Miller will be writing an essay on Goethe’s notion of research as
a way of life for a festschrift, and he is also working on a preface to a new
French translation of his book, Peiresc’s Europe, that is
being published by Albin Michel in spring 2015. But his main project for the
summer is the ongoing work to prepare the final version of a manuscript
destined for Cornell University Press: An Intellectual History of
Material Culture.
Andrew
Morrall is giving the keynote lecture at a three day-symposium
organized by INHA, Centre André Chastel, Paris, June 19-21, on the theme of
Civic Artists and Court Artists (1300-1600). On June 28, he is giving a talk:
“Education, Ethics, and Identity in the Making of English Seventeenth-Century
Domestic Embroidery”, in a conference on Cultural Production in Early Modern
England at the Shakespeare Institute, Stratford upon Avon, University of
Birmingham.
Elizabeth
Simpson is planning a research trip to Turkey in August, to work
at the Museum of Anatolian Civilizations in Ankara on the reinstallation of the
Gordion wooden artifacts in the renovated museum galleries.
Paul Stirton is
speaking at “One Design Week” at Plovdiv, Bulgaria, the week of June 19.

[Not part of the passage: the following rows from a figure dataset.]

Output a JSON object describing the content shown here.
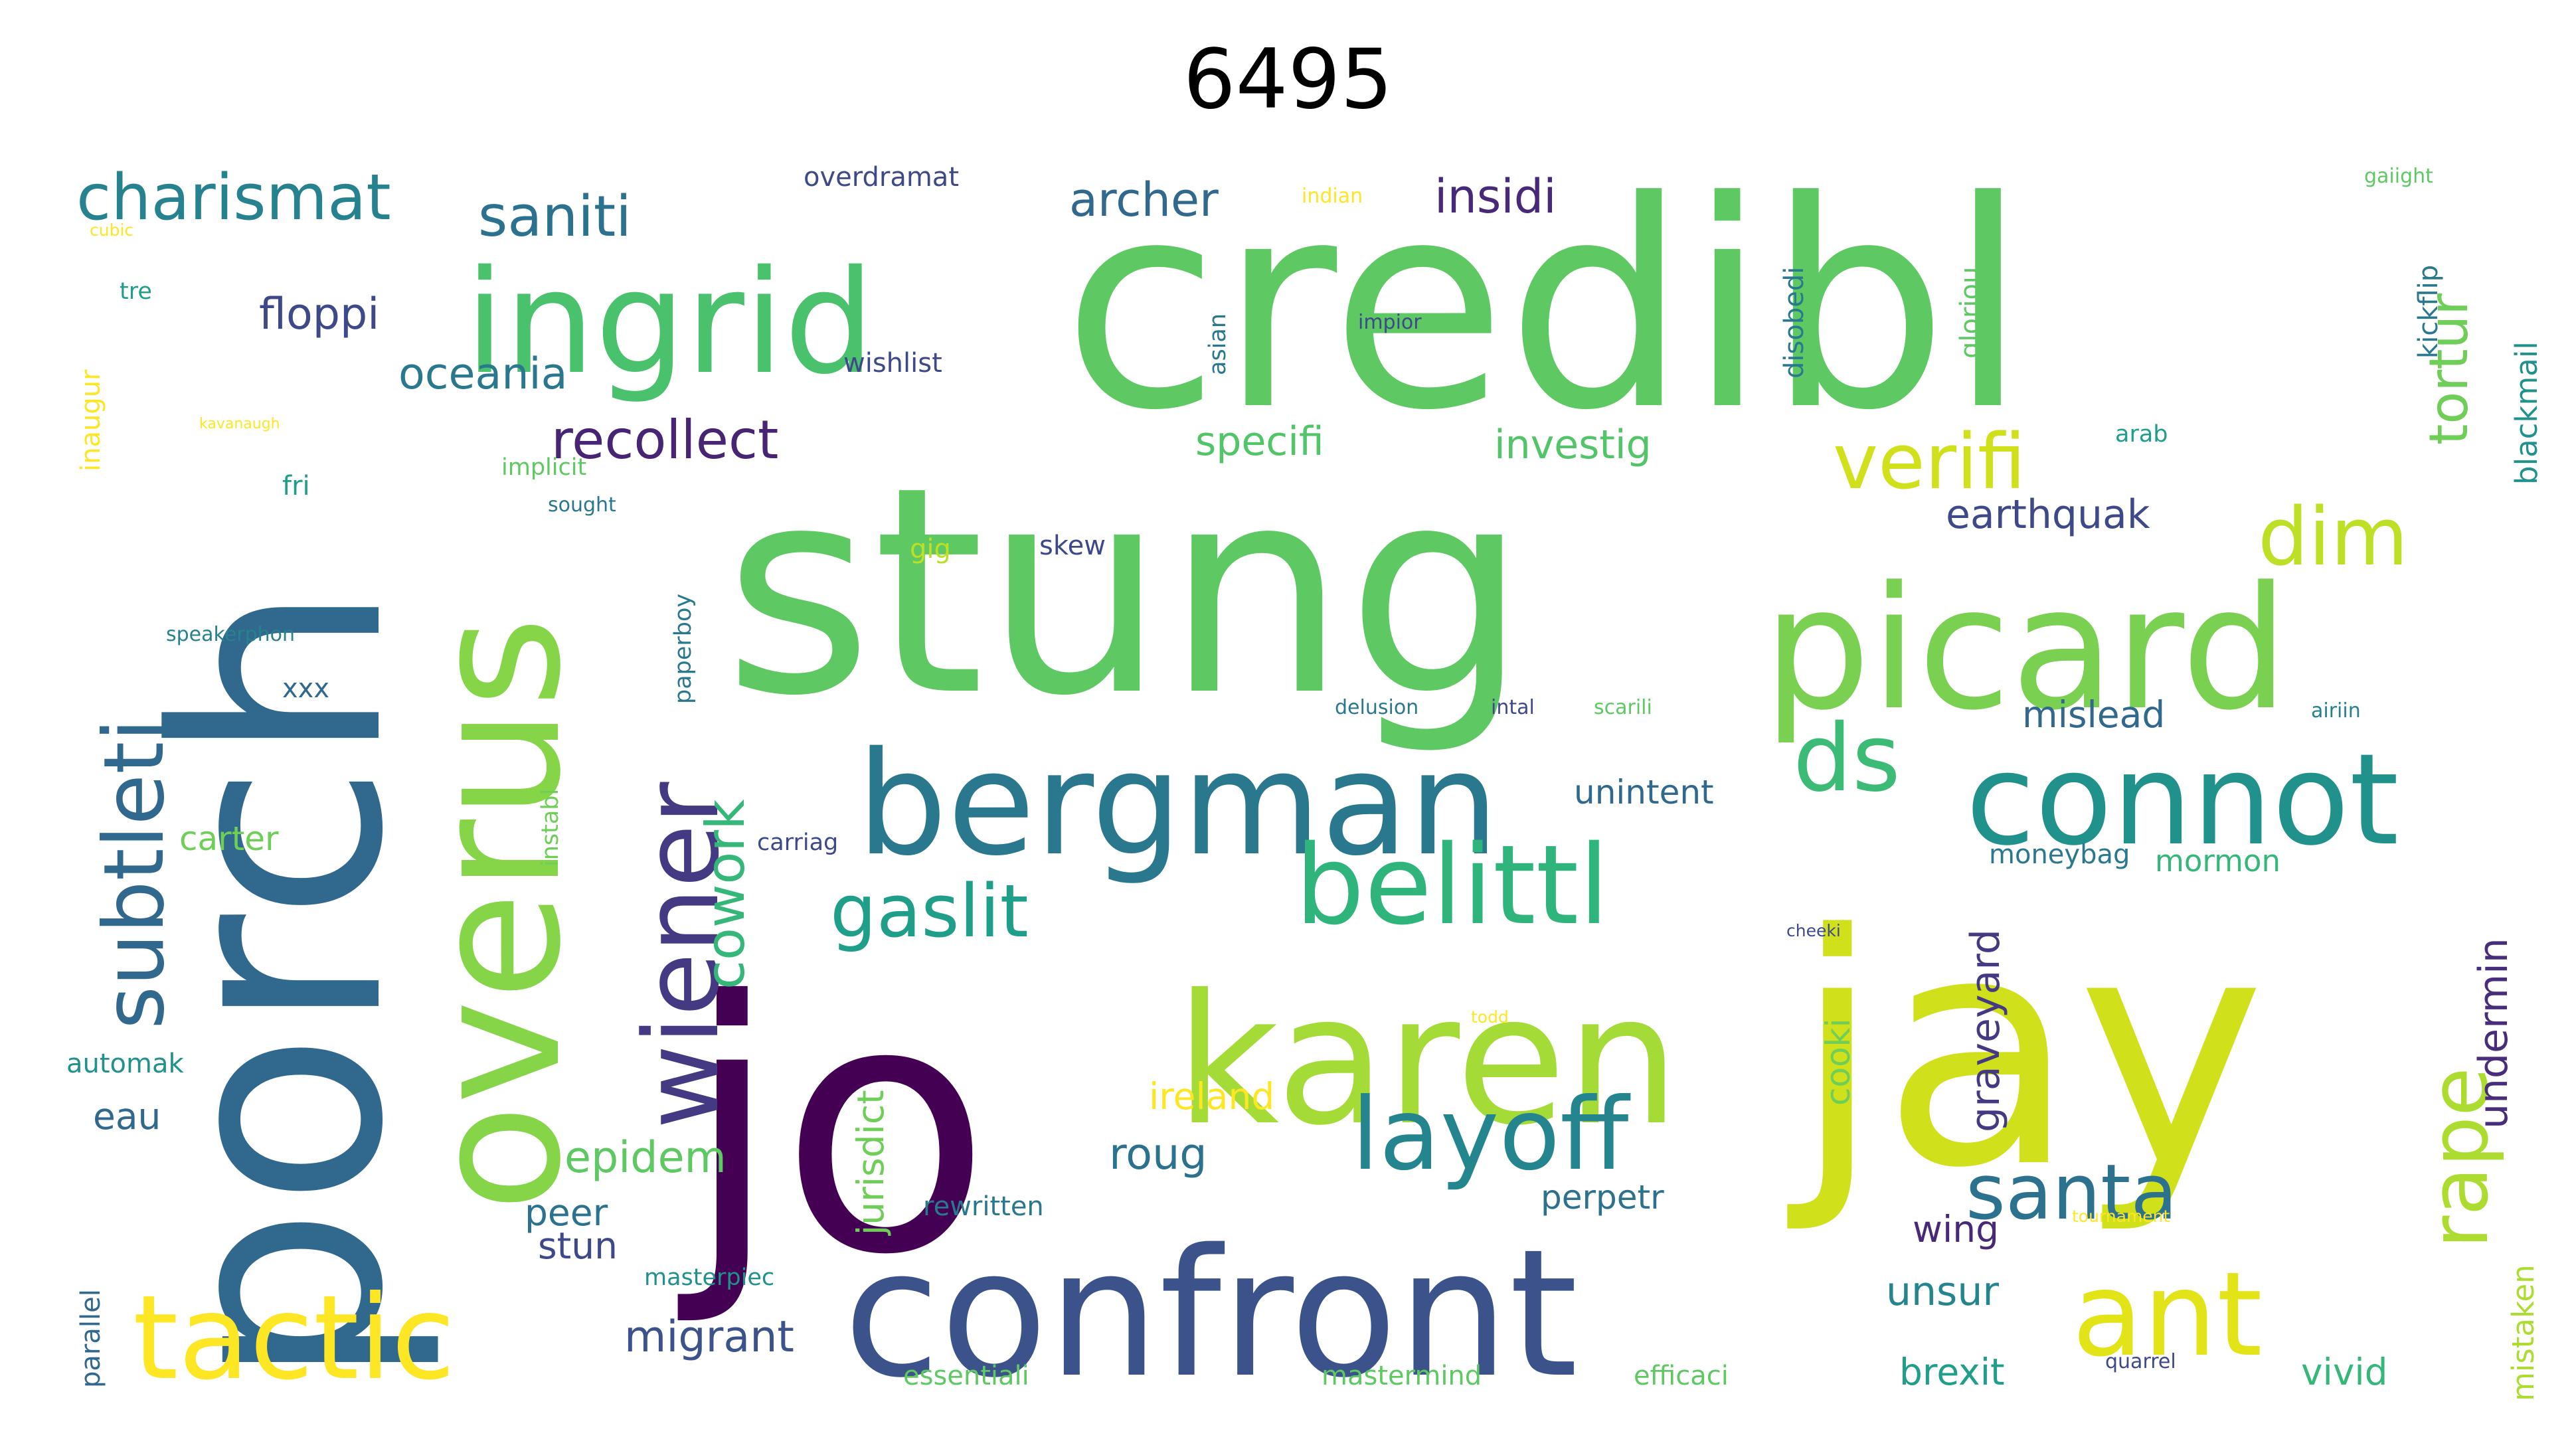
{
  "title": "6495",
  "words": [
    {
      "text": "credibl",
      "color": "#5ec962"
    },
    {
      "text": "stung",
      "color": "#5ec962"
    },
    {
      "text": "porch",
      "color": "#31688e"
    },
    {
      "text": "jo",
      "color": "#440154"
    },
    {
      "text": "jay",
      "color": "#d0e11c"
    },
    {
      "text": "picard",
      "color": "#7ad151"
    },
    {
      "text": "confront",
      "color": "#3b528b"
    },
    {
      "text": "overus",
      "color": "#86d549"
    },
    {
      "text": "karen",
      "color": "#a5db36"
    },
    {
      "text": "bergman",
      "color": "#2a788e"
    },
    {
      "text": "ingrid",
      "color": "#4ac16d"
    },
    {
      "text": "connot",
      "color": "#21918c"
    },
    {
      "text": "tactic",
      "color": "#fde725"
    },
    {
      "text": "ant",
      "color": "#e2e418"
    },
    {
      "text": "belittl",
      "color": "#2fb47c"
    },
    {
      "text": "wiener",
      "color": "#443a83"
    },
    {
      "text": "layoff",
      "color": "#25858e"
    },
    {
      "text": "subtleti",
      "color": "#31688e"
    },
    {
      "text": "rape",
      "color": "#addc30"
    },
    {
      "text": "dim",
      "color": "#bddf26"
    },
    {
      "text": "ds",
      "color": "#3bbb75"
    },
    {
      "text": "verifi",
      "color": "#d0e11c"
    },
    {
      "text": "santa",
      "color": "#2c728e"
    },
    {
      "text": "gaslit",
      "color": "#1f9e89"
    },
    {
      "text": "charismat",
      "color": "#26828e"
    },
    {
      "text": "saniti",
      "color": "#2c728e"
    },
    {
      "text": "recollect",
      "color": "#482475"
    },
    {
      "text": "cowork",
      "color": "#35b779"
    },
    {
      "text": "tortur",
      "color": "#6ece58"
    },
    {
      "text": "undermin",
      "color": "#472d7b"
    },
    {
      "text": "graveyard",
      "color": "#443a83"
    },
    {
      "text": "archer",
      "color": "#31688e"
    },
    {
      "text": "insidi",
      "color": "#482878"
    },
    {
      "text": "floppi",
      "color": "#3e4989"
    },
    {
      "text": "oceania",
      "color": "#2a788e"
    },
    {
      "text": "specifi",
      "color": "#52c569"
    },
    {
      "text": "investig",
      "color": "#52c569"
    },
    {
      "text": "earthquak",
      "color": "#3e4989"
    },
    {
      "text": "mislead",
      "color": "#31688e"
    },
    {
      "text": "epidem",
      "color": "#5ec962"
    },
    {
      "text": "migrant",
      "color": "#3b528b"
    },
    {
      "text": "roug",
      "color": "#2c728e"
    },
    {
      "text": "ireland",
      "color": "#fde725"
    },
    {
      "text": "cooki",
      "color": "#6ece58"
    },
    {
      "text": "jurisdict",
      "color": "#6ece58"
    },
    {
      "text": "unsur",
      "color": "#25858e"
    },
    {
      "text": "wing",
      "color": "#482878"
    },
    {
      "text": "brexit",
      "color": "#1f9e89"
    },
    {
      "text": "vivid",
      "color": "#35b779"
    },
    {
      "text": "mormon",
      "color": "#35b779"
    },
    {
      "text": "mistaken",
      "color": "#addc30"
    },
    {
      "text": "blackmail",
      "color": "#21918c"
    },
    {
      "text": "kickflip",
      "color": "#2a788e"
    },
    {
      "text": "peer",
      "color": "#2c728e"
    },
    {
      "text": "stun",
      "color": "#3e4989"
    },
    {
      "text": "perpetr",
      "color": "#2c728e"
    },
    {
      "text": "eau",
      "color": "#31688e"
    },
    {
      "text": "parallel",
      "color": "#31688e"
    },
    {
      "text": "carter",
      "color": "#6ece58"
    },
    {
      "text": "automak",
      "color": "#21918c"
    },
    {
      "text": "unintent",
      "color": "#31688e"
    },
    {
      "text": "moneybag",
      "color": "#2a788e"
    },
    {
      "text": "inaugur",
      "color": "#fde725"
    },
    {
      "text": "tre",
      "color": "#1f9e89"
    },
    {
      "text": "cubic",
      "color": "#fde725"
    },
    {
      "text": "overdramat",
      "color": "#3e4989"
    },
    {
      "text": "indian",
      "color": "#fde725"
    },
    {
      "text": "gaiight",
      "color": "#5ec962"
    },
    {
      "text": "wishlist",
      "color": "#3e4989"
    },
    {
      "text": "kavanaugh",
      "color": "#fde725"
    },
    {
      "text": "impior",
      "color": "#3e4989"
    },
    {
      "text": "asian",
      "color": "#2a788e"
    },
    {
      "text": "disobedi",
      "color": "#2a788e"
    },
    {
      "text": "gloriou",
      "color": "#5ec962"
    },
    {
      "text": "arab",
      "color": "#1f9e89"
    },
    {
      "text": "fri",
      "color": "#1f9e89"
    },
    {
      "text": "implicit",
      "color": "#5ec962"
    },
    {
      "text": "sought",
      "color": "#2a788e"
    },
    {
      "text": "gig",
      "color": "#bddf26"
    },
    {
      "text": "skew",
      "color": "#3e4989"
    },
    {
      "text": "paperboy",
      "color": "#2a788e"
    },
    {
      "text": "speakerphon",
      "color": "#26828e"
    },
    {
      "text": "xxx",
      "color": "#31688e"
    },
    {
      "text": "delusion",
      "color": "#2a788e"
    },
    {
      "text": "intal",
      "color": "#3e4989"
    },
    {
      "text": "scarili",
      "color": "#5ec962"
    },
    {
      "text": "airiin",
      "color": "#26828e"
    },
    {
      "text": "instabl",
      "color": "#6ece58"
    },
    {
      "text": "carriag",
      "color": "#3e4989"
    },
    {
      "text": "cheeki",
      "color": "#3e4989"
    },
    {
      "text": "todd",
      "color": "#fde725"
    },
    {
      "text": "rewritten",
      "color": "#2a788e"
    },
    {
      "text": "tournament",
      "color": "#fde725"
    },
    {
      "text": "masterpiec",
      "color": "#21918c"
    },
    {
      "text": "essentiali",
      "color": "#5ec962"
    },
    {
      "text": "mastermind",
      "color": "#5ec962"
    },
    {
      "text": "efficaci",
      "color": "#5ec962"
    },
    {
      "text": "quarrel",
      "color": "#3e4989"
    }
  ]
}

His talk is on publishing design history, and is entitled “Who Writes the
History of Design?”
Earlier this month, Professor Stirton had coffee with Amber Winick (MA 2013) in
Budapest where Amber is a Fulbright Scholar researching Hungarian designs
for children. Paul relates that they were “actually in a famous cafe
in Buda called Bambi, well known for its ceramic murals from the 1950s, but
unfortunately you cannot see them from this image.” The photographer was
Juliet Kinchin, former BGC faculty member and current curator at MOMA. The
little one is Amber’s daughter, Alice.
Catherine
Whalen will lead the 2014 Craft Research Fund selection panel at
the Center for Craft, Creativity and Design in Asheville, North Carolina. www.craftcreativitydesign.org/2014-craft-research-fund/
The mission of the Center for
Craft, Creativity & Design is to advance the understanding of craft by
encouraging and supporting research, critical dialogue, and professional
development. This will be the Center’s ninth year of awarding Craft Research
Fund Awards. Each year $95,000 is granted to academic researchers, independent
scholars, curators, and graduate students who apply according to three
categories: project grants, exhibition grants, and graduate research grants.